Mektubat

Mektubat, 16. Sayfa

Dördüncü Mektup
بِاسْمِهِ سُبْحَانَهُ 1 * وَاِنْ مِنْ شَىْءٍ اِلاَّ يُسَبِّحُ بِحَمْدِهِ * 2
سَلاَمُ اللهِ وَرَحْمَتُهُ وَبَرَكَاتُهُ عَلَيْكُمْ وَعَلٰى اِخْوَانِكُمْ لاَسِيَّمَا... اِلٰى اٰخِرِهِ *
3
AZİZ kardeşlerim,
Ben şimdi Çam Dağında, yüksek bir tepede, büyük bir çam ağacının tepesinde, bir menzilde bulunuyorum. İnsten tevahhuş ve vuhuşa ünsiyet ettim. İnsanlarla sohbet arzu ettiğim vakit, hayalen sizleri yanımda bulur, bir hasbihal ederim, sizinle müteselli olurum. Bir mâni olmazsa, bir iki ay burada yalnız kalmak arzusundayım. Barla'ya dönsem, arzunuz vechile sizden ziyade müştak olduğum şifahî bir musahabe çaresini arayacağız. Şimdi bu çam ağacında hatıra gelen iki üç hatırayı yazıyorum.

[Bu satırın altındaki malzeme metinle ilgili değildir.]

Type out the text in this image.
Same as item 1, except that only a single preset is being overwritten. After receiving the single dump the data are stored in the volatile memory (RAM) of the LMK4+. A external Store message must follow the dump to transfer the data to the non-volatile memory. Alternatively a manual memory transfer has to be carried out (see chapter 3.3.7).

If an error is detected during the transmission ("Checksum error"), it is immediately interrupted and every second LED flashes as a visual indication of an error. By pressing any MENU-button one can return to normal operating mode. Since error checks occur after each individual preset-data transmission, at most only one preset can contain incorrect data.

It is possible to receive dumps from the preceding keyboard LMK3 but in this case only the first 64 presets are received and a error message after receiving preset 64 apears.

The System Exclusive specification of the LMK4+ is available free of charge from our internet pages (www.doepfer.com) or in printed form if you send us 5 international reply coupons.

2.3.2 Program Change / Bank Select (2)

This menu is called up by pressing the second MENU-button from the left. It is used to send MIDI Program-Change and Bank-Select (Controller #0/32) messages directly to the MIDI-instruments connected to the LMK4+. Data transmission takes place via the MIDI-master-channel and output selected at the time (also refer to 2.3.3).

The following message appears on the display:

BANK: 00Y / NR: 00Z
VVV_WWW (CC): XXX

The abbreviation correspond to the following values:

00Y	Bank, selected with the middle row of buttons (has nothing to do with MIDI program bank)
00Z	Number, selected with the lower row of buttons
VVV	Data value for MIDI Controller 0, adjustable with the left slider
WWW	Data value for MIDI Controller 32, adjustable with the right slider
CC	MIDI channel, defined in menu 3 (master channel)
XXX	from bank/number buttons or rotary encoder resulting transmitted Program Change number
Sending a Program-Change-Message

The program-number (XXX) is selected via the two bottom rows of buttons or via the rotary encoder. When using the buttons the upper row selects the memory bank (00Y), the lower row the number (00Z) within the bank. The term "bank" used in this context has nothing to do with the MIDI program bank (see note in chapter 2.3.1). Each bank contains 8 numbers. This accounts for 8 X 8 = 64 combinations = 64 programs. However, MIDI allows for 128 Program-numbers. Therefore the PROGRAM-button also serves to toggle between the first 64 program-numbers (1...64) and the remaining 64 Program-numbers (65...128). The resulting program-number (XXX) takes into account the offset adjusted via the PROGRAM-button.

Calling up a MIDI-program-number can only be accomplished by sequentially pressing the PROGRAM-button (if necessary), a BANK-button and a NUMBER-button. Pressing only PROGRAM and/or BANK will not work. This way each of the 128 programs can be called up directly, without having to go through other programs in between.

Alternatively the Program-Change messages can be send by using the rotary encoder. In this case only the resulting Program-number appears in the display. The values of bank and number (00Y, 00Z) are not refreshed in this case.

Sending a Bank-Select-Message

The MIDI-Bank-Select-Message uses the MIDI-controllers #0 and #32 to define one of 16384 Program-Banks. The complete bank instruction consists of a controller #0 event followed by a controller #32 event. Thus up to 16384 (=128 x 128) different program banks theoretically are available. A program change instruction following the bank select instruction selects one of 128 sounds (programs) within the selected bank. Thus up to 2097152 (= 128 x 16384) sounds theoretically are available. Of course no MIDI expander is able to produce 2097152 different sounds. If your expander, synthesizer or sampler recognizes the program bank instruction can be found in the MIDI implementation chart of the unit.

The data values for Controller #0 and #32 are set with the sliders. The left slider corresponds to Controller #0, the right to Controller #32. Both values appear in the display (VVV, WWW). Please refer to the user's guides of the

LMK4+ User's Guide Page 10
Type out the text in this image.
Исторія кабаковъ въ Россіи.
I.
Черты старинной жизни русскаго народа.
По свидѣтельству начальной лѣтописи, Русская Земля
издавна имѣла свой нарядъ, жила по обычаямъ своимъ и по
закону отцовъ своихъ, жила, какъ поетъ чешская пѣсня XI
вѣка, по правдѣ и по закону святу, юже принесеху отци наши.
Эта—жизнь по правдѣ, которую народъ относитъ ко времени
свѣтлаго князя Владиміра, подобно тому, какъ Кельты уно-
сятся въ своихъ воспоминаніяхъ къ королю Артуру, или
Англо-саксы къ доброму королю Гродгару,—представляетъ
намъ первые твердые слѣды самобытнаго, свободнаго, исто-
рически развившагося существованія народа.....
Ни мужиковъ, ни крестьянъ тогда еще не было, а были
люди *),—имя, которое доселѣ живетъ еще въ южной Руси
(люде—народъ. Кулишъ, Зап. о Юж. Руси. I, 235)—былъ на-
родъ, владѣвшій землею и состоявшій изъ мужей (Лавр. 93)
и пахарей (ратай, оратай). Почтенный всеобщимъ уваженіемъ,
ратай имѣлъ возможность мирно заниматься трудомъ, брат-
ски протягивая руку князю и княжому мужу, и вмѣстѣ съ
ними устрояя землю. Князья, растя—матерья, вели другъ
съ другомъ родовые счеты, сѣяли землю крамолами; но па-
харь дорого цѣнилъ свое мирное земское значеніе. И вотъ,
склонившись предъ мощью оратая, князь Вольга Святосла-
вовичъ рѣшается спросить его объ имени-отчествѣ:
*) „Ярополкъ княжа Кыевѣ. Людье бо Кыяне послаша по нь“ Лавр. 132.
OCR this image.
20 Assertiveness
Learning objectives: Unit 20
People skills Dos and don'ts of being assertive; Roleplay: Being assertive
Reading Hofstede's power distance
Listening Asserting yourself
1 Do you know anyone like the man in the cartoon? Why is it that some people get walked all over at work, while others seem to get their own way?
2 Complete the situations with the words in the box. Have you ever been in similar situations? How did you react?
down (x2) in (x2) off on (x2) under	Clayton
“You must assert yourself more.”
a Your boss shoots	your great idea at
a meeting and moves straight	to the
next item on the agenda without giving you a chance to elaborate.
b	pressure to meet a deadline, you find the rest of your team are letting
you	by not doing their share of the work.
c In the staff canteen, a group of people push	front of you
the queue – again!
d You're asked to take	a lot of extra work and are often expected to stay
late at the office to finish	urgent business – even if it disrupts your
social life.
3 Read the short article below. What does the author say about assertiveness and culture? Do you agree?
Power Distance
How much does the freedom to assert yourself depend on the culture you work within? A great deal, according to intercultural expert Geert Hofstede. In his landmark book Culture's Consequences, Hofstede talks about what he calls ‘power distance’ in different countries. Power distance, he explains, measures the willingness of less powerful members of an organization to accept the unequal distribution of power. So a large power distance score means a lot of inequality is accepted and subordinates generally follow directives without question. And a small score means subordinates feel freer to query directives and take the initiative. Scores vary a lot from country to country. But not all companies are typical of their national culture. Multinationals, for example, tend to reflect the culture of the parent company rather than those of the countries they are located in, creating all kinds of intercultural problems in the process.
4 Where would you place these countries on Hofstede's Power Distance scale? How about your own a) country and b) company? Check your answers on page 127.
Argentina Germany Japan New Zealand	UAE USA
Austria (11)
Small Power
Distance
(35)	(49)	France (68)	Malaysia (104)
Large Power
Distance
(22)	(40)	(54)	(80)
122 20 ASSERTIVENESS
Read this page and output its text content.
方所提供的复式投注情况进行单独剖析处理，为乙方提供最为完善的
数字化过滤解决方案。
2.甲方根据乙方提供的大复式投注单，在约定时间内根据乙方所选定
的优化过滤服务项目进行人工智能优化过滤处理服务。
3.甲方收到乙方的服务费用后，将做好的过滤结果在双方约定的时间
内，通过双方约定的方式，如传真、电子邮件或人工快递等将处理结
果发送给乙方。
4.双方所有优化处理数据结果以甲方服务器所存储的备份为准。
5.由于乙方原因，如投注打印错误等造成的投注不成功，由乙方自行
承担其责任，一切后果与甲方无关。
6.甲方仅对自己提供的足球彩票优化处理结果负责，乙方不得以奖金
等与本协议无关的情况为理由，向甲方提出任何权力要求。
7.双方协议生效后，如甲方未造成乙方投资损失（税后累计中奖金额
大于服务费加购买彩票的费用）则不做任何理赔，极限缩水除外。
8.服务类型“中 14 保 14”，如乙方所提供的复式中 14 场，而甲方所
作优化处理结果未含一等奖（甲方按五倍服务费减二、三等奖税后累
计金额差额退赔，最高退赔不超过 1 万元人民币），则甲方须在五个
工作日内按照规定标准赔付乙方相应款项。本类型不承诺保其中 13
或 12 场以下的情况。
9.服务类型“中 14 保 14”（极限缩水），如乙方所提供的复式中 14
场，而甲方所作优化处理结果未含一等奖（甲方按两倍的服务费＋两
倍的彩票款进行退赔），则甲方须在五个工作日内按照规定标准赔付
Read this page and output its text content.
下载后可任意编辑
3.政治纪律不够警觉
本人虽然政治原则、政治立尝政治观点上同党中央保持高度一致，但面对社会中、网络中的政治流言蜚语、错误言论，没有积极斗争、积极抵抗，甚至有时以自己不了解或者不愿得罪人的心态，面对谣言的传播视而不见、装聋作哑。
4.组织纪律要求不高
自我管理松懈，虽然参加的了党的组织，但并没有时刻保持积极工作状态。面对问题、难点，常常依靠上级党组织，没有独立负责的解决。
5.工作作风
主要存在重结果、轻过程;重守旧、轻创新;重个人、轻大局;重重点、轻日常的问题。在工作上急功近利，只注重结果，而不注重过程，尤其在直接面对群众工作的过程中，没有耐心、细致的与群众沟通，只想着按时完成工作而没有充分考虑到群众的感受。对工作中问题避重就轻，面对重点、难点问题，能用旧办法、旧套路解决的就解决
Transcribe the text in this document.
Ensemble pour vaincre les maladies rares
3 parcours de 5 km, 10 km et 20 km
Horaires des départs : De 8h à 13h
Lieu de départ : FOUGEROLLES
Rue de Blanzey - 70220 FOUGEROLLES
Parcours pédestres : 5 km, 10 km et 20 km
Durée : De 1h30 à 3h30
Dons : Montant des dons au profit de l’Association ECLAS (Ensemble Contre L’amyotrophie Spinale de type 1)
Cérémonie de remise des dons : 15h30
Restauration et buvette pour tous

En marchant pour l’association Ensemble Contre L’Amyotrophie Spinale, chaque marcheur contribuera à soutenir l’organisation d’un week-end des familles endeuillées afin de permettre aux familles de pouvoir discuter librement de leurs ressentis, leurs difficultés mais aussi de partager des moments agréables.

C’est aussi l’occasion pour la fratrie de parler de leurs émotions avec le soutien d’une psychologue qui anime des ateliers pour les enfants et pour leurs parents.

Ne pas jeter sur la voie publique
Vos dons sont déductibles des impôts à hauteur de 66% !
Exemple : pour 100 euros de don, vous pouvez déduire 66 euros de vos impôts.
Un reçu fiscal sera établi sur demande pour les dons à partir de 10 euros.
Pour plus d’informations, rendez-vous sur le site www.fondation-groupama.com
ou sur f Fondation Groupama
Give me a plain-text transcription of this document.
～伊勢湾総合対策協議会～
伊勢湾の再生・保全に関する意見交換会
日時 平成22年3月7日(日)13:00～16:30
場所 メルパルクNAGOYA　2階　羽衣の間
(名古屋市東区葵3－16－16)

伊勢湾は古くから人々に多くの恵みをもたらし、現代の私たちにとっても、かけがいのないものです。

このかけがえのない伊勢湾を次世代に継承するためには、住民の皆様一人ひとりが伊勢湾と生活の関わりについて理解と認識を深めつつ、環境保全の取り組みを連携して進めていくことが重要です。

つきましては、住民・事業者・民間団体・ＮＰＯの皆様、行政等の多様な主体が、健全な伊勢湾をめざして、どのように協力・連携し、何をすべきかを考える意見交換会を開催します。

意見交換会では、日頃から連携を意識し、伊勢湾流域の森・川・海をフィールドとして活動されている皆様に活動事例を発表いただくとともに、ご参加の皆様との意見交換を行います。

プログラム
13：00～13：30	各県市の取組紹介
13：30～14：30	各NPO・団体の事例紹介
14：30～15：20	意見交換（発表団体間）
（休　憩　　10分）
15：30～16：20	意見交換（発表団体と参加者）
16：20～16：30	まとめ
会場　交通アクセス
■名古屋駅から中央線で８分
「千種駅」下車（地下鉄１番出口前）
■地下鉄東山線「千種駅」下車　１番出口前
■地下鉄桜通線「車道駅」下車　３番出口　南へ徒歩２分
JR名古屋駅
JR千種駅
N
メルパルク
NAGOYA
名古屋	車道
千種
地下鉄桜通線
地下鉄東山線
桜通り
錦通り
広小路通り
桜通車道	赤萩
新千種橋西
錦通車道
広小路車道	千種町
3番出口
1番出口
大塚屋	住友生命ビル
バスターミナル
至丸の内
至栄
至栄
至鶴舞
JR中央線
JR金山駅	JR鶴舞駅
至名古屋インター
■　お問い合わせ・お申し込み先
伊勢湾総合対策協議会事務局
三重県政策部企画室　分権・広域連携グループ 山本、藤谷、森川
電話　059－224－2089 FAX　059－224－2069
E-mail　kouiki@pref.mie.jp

Birincisi: Bir parça mahrem bir sırdır. Fakat senden sır saklanmaz. Şöyle ki:
Ehl-i hakikatin bir kısmı nasıl ki ism-i Vedûd'a mazhardırlar ve âzamî bir mertebede o ismin cilveleriyle, mevcudatın pencereleriyle Vâcibü'l-Vücuda bakıyorlar. Öyle de, şu hiç ender hiç olan kardeşinize, yalnız hizmet-i Kur'ân'a istihdamı hengâmında ve o hazine-i bînihayenin dellâlı olduğu bir vakitte, ism-i Rahîm ve ism-i Hakîm mazhariyetine medar bir vaziyet verilmiş. Bütün Sözler, o mazhariyetin cilveleridir. İnşaallah, o Sözler وَمَنْ يُؤْتَ الْحِكْمَةَ فَقَدْ اُوتِىَ خَيْرًا كَثِيرًا 4 sırrına mazhardırlar.
İkincisi: Tarik-i Nakşî hakkında denilen "Der tarik-i Nakşibendî lâzım âmed çâr terk Terk-i dünya, terk-i ukbâ, terk-i hestî, terk-i terk" 1 olan fıkra-i rânâ birden hatıra geldi. O hatıra ile beraber, birden şu fıkra tulû etti:
"Der tarik-i aczmendî lâzım âmed çâr çiz Fakr-ı mutlak, acz-i mutlak, şükr-ü mutlak, şevk-i mutlak ey aziz."2
Sonra, senin yazdığın, "Bak kitab-ı kâinatın safha-i rengînine, ilâahir." olan rengin ve zengin şiir hatırıma geldi. O şiirle semânın yüzündeki yıldızlara baktım.